Wednesday, March 13, 2013

The best damn cookie you ever ate

i believe that. really.

the now annual berryhill bake-off took place a few weeks ago at school, and after having placed third in the competition two years ago with these yummy lemon-coconut-saffron beauties, i decided to enter this year.  not too long ago, i tested a recipe for cream cheese cookies, and when they came out tasting like a rainbow on my tongue, my mind ran wild with flavor combinations to enhance it.

apparently i’ve got a thing for lemon, too, cause that’s what i made.

first, you make a lemon-tinted cream cheese cookie dough. then plop them on a baking sheet. you’re not supposed to crowd, but sometimes these things can’t be helped.

Lemon Cookies with Basil White Choco - BTG-011
next, you bake them just the right amount. till the tips and the edges set in an ever so golden color, and the bottoms just begin to brown.

Lemon Cookies with Basil White Choco - BTG-012
after you've “tested one,” let the rest cool and get started on that basil white chocolate ganache. holy mouth pleaser.

Lemon Cookies with Basil White Choco - BTG-014
now dip your cookies. and try not to lick the drippings.

Lemon Cookies with Basil White Choco - BTG-013
then, if you’re catering to a crowd of judges, slice ‘n serve. feel free to eat ten first if you’d like.

Lemon Cookies with Basil White Choco - BTG-002
i know i said to forget about them, but i couldn’t let the ganache drippings go. guess where this went? answer: my belly.

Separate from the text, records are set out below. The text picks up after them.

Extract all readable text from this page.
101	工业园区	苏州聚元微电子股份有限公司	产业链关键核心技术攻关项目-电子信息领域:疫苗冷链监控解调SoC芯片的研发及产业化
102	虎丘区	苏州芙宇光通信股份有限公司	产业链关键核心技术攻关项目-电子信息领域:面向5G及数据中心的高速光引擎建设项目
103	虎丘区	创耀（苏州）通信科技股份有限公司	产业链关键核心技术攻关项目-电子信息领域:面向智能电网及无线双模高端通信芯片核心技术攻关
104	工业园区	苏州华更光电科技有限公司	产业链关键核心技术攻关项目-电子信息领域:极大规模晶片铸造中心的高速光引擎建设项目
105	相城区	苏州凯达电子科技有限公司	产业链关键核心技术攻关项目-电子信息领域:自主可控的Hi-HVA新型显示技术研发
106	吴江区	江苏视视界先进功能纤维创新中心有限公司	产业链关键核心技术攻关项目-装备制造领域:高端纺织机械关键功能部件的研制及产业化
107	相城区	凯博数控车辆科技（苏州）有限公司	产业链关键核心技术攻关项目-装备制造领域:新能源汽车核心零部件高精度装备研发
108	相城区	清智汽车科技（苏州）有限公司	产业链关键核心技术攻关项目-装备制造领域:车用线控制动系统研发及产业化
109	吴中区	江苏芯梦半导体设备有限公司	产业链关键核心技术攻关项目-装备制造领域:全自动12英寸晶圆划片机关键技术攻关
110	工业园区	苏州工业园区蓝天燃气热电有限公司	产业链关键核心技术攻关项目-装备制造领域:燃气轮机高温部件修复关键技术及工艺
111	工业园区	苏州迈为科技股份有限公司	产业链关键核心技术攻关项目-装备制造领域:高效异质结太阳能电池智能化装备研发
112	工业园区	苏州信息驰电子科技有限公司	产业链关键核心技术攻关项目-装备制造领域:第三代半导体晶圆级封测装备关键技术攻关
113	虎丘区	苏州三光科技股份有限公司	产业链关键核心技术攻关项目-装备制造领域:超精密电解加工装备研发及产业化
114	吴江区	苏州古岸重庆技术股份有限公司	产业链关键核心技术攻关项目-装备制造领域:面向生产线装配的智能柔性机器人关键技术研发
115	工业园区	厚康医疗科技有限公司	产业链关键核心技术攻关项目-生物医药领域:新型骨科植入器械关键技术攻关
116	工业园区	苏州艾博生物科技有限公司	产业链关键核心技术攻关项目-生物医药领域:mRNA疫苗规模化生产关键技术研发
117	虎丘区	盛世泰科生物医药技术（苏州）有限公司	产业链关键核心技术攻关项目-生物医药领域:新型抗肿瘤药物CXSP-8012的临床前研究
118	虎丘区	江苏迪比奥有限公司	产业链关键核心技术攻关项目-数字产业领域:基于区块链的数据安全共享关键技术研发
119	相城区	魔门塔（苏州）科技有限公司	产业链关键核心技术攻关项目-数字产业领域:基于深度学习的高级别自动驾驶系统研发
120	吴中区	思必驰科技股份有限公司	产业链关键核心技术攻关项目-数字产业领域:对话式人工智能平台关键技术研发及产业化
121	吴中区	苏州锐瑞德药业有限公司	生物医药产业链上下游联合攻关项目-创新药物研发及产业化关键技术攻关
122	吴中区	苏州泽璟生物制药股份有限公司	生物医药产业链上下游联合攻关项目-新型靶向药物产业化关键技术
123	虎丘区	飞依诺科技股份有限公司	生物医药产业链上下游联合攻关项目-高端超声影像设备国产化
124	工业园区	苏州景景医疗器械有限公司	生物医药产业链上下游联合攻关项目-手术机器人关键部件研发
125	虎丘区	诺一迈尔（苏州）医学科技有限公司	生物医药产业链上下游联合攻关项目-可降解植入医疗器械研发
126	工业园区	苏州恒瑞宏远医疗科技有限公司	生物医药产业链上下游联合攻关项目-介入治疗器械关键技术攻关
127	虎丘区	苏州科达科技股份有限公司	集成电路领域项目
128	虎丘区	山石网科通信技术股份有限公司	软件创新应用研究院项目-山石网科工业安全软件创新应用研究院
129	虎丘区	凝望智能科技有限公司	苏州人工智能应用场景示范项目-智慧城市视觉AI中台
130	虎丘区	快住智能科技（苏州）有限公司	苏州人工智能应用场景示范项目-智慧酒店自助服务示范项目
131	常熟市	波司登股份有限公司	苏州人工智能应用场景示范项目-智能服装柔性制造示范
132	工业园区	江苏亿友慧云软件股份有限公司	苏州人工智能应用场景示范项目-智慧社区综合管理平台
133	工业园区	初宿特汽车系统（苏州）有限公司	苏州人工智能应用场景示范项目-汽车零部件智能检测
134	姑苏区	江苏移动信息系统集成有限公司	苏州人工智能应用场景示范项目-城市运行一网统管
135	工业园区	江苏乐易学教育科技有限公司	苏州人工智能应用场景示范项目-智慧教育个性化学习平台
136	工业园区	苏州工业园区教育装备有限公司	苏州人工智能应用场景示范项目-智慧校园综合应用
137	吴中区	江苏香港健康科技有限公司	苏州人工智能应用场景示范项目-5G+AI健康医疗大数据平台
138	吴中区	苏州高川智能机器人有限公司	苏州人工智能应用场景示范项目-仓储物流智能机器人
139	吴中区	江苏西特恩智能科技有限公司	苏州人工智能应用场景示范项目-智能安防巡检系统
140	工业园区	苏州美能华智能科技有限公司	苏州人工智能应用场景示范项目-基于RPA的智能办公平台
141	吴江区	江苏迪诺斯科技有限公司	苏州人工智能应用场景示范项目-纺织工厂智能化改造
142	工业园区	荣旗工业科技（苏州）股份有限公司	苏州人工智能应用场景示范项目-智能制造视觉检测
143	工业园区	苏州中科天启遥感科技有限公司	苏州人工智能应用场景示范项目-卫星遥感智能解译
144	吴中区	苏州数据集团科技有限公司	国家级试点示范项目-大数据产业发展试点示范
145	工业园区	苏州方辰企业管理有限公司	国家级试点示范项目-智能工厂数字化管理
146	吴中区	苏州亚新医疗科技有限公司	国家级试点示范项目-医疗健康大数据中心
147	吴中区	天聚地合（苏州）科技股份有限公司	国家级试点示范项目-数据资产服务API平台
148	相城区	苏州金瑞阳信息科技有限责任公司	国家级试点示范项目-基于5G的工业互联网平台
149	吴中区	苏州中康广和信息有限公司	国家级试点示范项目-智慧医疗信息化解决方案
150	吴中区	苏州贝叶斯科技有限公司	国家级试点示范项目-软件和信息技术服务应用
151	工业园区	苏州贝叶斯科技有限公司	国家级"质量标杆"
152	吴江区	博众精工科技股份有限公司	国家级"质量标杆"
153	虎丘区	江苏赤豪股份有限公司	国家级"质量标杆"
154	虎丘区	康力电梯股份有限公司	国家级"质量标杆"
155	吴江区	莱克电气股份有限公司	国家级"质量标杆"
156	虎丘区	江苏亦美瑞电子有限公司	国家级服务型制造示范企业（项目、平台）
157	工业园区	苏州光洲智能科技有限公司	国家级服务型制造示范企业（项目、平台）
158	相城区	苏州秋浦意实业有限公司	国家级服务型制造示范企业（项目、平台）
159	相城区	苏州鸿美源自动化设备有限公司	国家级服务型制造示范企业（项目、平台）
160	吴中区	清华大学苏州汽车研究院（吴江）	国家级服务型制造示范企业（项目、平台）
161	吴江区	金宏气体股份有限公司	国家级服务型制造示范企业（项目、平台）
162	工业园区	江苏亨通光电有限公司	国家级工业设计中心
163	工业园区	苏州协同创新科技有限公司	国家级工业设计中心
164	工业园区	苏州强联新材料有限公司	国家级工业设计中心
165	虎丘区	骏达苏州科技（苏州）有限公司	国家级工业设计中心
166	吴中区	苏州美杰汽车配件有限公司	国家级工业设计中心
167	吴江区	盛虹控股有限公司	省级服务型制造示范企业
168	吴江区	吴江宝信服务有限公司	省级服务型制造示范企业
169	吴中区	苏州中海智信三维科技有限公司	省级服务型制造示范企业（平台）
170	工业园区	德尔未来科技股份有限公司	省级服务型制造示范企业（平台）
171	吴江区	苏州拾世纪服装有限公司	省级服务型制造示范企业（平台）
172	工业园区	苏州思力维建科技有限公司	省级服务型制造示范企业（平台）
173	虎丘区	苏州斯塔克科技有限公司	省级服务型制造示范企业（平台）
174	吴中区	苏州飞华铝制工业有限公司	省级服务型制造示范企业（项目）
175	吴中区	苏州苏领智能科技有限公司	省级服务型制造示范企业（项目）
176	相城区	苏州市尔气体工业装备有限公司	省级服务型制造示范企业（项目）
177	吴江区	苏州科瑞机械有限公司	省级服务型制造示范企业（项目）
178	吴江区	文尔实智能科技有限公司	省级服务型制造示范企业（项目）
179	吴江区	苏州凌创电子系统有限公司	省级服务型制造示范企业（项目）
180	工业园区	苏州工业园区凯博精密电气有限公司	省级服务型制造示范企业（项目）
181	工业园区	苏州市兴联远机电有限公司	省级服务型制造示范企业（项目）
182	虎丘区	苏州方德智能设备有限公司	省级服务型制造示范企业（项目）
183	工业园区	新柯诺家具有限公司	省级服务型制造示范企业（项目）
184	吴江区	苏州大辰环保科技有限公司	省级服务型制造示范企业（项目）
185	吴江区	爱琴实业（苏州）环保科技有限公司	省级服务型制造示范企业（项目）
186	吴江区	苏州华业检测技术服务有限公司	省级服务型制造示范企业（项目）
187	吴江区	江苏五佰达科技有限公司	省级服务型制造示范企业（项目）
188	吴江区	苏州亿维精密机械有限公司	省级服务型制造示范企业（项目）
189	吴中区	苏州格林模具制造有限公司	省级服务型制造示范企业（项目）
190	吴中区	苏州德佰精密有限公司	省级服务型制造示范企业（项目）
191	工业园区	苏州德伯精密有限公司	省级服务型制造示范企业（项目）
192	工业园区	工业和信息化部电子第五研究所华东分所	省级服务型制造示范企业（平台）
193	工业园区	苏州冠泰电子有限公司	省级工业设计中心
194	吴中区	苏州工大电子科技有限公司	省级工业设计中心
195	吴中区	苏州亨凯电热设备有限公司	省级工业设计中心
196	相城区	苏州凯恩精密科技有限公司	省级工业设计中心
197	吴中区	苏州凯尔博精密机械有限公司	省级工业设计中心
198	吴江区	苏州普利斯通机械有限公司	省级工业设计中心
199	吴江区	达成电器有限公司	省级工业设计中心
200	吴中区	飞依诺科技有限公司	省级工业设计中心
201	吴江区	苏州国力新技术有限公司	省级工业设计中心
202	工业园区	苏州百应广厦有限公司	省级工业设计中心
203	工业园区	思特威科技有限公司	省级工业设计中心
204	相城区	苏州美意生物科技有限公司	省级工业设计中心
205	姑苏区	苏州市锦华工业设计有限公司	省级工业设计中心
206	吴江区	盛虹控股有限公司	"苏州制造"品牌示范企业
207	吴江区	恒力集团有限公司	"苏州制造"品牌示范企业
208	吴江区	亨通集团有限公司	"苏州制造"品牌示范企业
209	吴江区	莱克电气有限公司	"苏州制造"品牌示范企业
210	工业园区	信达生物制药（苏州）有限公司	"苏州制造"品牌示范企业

Lemon Cookies with Basil White Choco - BTG-010
now get it in your belly too!

lemon cream cheese cookies (makes about 40 2-inch rounds)
adapted from merrill


2 sticks unsalted butter, room temp
6 oz plain cream cheese
2 cups white sugar
zest of 2 lemons
1 tsp lemon extract (optional, for super lemon flavor)
2 cups all-purpose flour
1 tsp salt
  1. in a stand mixer, cream together the butter, cream cheese, and sugar until light and fluffy – this will take several minutes. this can be done with a hand mixer too, if you’re patient enough.
  2. whip in the zest and lemon extract towards the end.
  3. on low-medium speed, mix in the flour and salt until just incorporated. you may need to scrape down the sides a bit and stir it by hand, but DO NOT over-mix.
  4. using a cookie scoop or spoon, drop tablespoon-size balls of dough onto a parchment-lined baking sheet. bake at 350F for about 17 minutes or so – but keep an eye on them. the original recipe called for 12 minutes of baking, but mine were no where near done at that time. one of my previous batches baked for 22 minutes. you’ll know when they’re done when you see the the edges start to firm up and turn a light golden brown color. if you pull them out too early, they won’t set, but if you bake them too long, they won’t be as chewy and gooey in the middle.
  5. after removing from the oven, allow the cookies to cool for five minutes on the pan before moving them to a cooling rack. cool completely before frosting with ganache (below).
basil white chocolate ganache (makes plenty. enough for extra to use as bread. i mean… spread… for bread.)

3/4 cup heavy whipping cream
1 oz basil leaves (about 1/2 bunch)
12 oz white chocolate chips
  1. over the stove on low heat, steep the basil leaves in the cream. you don't want this to come to a boil, just let it sit steeping for several minutes while it's nice and warm. 
  2. empty the chocolate into a large heatproof bowl. pour the cream over the chocolate, straining the basil leaves in a sieve. let stand for a few minutes, then stir until all the chocolate is melted. allow it to cool for a few minutes.
  3. you can either drizzle or dip your cookies into your ganache – i find dipping to be easiest. turn your cookies face down and swirl them in your ganache. lift up, allow the excess to drip into your bowl, then place the cookies face up on a cooling rack set over your baking pan (this catches any extra drip. don’t want to waste!). allow to set.
  4. INDULGE.
ps: no, i didn't place this year. so many good entries, including a first prize winner that included tons of booze (talk about winning over stressed out med students). i got asked for this recipe at least half a dozen times though, so i'll take that as affirmation!